According to supply chain sources, even though Black Myth: Wukong has sold more than 1.2 million copies in its first week, there have been no reports of gamers being bogged down by insufficient memory on the Steam platform. It remains to be seen whether this will drive hardware sales in an already cautious consumer market.

Testing has shown that the game will not launch on PCs with 6GB or less of RAM, and although performance is best on machines with more than 16GB of dual-channel memory, 8GB of RAM still yields acceptable results. As industry experts note, most notebooks and desktop PCs on the market come with at least 8GB of RAM as standard.

Mid-range graphics cards are usually equipped with 6GB of dedicated video RAM, and mainstream graphics cards all have 8GB or above.

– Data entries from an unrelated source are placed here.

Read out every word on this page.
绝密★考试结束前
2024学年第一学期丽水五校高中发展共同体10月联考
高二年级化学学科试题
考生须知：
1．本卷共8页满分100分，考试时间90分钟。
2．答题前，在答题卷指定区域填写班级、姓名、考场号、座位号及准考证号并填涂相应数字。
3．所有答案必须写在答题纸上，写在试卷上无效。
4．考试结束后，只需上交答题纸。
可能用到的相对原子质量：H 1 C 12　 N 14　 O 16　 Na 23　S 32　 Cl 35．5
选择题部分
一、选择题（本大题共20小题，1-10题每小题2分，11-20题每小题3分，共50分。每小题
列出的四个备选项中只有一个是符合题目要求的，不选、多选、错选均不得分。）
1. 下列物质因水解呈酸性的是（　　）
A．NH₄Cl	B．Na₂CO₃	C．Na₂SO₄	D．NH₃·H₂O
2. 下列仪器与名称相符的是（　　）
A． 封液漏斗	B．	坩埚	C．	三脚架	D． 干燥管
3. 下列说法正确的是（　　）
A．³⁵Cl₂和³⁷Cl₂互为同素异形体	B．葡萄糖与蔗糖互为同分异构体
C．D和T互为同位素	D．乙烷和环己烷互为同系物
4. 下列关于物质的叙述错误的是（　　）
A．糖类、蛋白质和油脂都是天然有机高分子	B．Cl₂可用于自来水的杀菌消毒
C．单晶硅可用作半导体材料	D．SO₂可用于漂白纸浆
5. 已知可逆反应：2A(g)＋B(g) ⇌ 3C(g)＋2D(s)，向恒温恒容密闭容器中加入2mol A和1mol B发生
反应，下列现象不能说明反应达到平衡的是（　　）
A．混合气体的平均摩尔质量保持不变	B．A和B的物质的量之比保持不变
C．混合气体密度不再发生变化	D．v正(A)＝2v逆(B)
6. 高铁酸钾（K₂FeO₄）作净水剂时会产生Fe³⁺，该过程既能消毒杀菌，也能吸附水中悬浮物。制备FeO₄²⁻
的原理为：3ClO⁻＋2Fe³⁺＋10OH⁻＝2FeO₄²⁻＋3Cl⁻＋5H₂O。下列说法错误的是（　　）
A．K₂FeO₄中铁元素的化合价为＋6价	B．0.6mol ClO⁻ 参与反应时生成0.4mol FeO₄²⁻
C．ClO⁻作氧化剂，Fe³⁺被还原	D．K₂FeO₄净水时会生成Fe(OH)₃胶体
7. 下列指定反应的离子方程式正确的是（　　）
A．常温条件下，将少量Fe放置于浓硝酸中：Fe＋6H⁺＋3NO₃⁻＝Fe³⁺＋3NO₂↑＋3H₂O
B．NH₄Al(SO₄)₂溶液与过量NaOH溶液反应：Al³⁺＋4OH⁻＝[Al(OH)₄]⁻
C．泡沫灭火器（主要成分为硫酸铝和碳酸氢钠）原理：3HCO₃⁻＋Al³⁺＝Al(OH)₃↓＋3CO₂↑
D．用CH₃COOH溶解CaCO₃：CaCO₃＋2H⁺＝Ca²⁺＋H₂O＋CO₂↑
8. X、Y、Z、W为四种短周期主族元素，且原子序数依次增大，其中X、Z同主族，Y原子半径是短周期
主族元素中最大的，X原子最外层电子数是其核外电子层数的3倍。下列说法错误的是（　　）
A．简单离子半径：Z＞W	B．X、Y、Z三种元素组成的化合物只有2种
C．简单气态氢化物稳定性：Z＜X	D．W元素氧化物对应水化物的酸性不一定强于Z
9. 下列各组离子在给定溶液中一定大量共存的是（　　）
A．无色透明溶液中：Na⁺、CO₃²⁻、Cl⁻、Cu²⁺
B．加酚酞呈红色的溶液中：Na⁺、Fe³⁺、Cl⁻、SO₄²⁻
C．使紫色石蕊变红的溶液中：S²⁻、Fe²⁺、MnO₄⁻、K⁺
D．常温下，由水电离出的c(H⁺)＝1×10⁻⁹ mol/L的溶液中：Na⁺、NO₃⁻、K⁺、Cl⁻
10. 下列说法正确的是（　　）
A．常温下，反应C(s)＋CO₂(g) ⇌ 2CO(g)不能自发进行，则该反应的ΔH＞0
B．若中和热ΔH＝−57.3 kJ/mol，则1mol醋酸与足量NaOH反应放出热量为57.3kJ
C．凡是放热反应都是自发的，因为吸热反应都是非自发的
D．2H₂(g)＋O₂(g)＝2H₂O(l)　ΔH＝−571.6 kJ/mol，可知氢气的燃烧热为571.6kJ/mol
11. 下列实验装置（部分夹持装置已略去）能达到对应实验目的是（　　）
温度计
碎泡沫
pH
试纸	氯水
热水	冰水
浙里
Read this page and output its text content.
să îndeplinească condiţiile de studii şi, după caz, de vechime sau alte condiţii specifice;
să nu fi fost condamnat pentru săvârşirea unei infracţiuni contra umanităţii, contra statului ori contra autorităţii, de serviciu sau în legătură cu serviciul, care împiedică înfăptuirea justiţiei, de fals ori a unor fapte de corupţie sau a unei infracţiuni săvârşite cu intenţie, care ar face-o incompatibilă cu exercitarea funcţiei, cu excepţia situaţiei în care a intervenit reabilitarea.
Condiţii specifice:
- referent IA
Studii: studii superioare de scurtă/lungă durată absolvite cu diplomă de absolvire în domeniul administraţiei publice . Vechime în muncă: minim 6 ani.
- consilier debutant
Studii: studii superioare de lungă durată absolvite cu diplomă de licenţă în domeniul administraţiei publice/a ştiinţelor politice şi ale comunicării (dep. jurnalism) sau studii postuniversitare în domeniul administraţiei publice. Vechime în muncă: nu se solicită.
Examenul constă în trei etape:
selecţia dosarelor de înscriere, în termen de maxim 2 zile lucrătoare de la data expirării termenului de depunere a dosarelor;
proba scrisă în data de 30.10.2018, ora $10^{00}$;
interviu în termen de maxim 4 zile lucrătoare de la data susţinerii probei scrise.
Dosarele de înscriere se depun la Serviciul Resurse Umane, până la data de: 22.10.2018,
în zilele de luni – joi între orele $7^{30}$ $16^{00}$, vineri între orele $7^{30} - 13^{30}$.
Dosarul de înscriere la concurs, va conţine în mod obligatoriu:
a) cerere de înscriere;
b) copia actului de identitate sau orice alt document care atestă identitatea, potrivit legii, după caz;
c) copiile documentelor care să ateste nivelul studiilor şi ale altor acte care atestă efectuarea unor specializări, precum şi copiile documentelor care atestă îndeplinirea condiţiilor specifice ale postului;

Since the game primarily relies on graphics card performance, even PCs equipped with DDR4 RAM will have little issue if graphics specs are decent.

By comparison, the growth in SSD sales has far outpaced that of DRAM modules, driven in part by upgrade demand from older SATA drives to high-speed PCIe drives. In addition, SSDs have an inherent life span due to limited write cycles, and thus there will always be a basic demand for SSD replacements. In contrast, DRAM modules rarely fail, and growth in this sector during the past decade has mainly been an increase from 8GB to 16GB of RAM as standard on computers.

Memory makers aim to capitalize on gaming trend

Even though the end-user market for memory has been sluggish, intense marketing in the gaming scene has indeed drawn attention to memory specs, just as the Chinese consumer market is prepping up for the annual Singles' Day promotion in November. Furthermore, patriotic fervor among non-gamers may drive a short-term surge, as well as a wave of other Chinese companies producing similar games aiming to cash in on the fad.

In light of this, the memory industry is hoping to ride the wave to increase sales for the second half of 2024 and draw in momentum for further upgrades in the long term. The supply chain projects continued momentum in the fourth quarter for AI PCs and smartphones, which will boost performance for the second half of the year as shipments in the overall consumer market improve.

Although memory contract prices have already seen major increases, DRAM and NAND flash prices will continue to rise in the second half of 2024, with double-digit increases in the third quarter. During the fourth quarter, NAND flash prices will rise at a slower pace, but DRAM prices may still see hikes in the high single digits.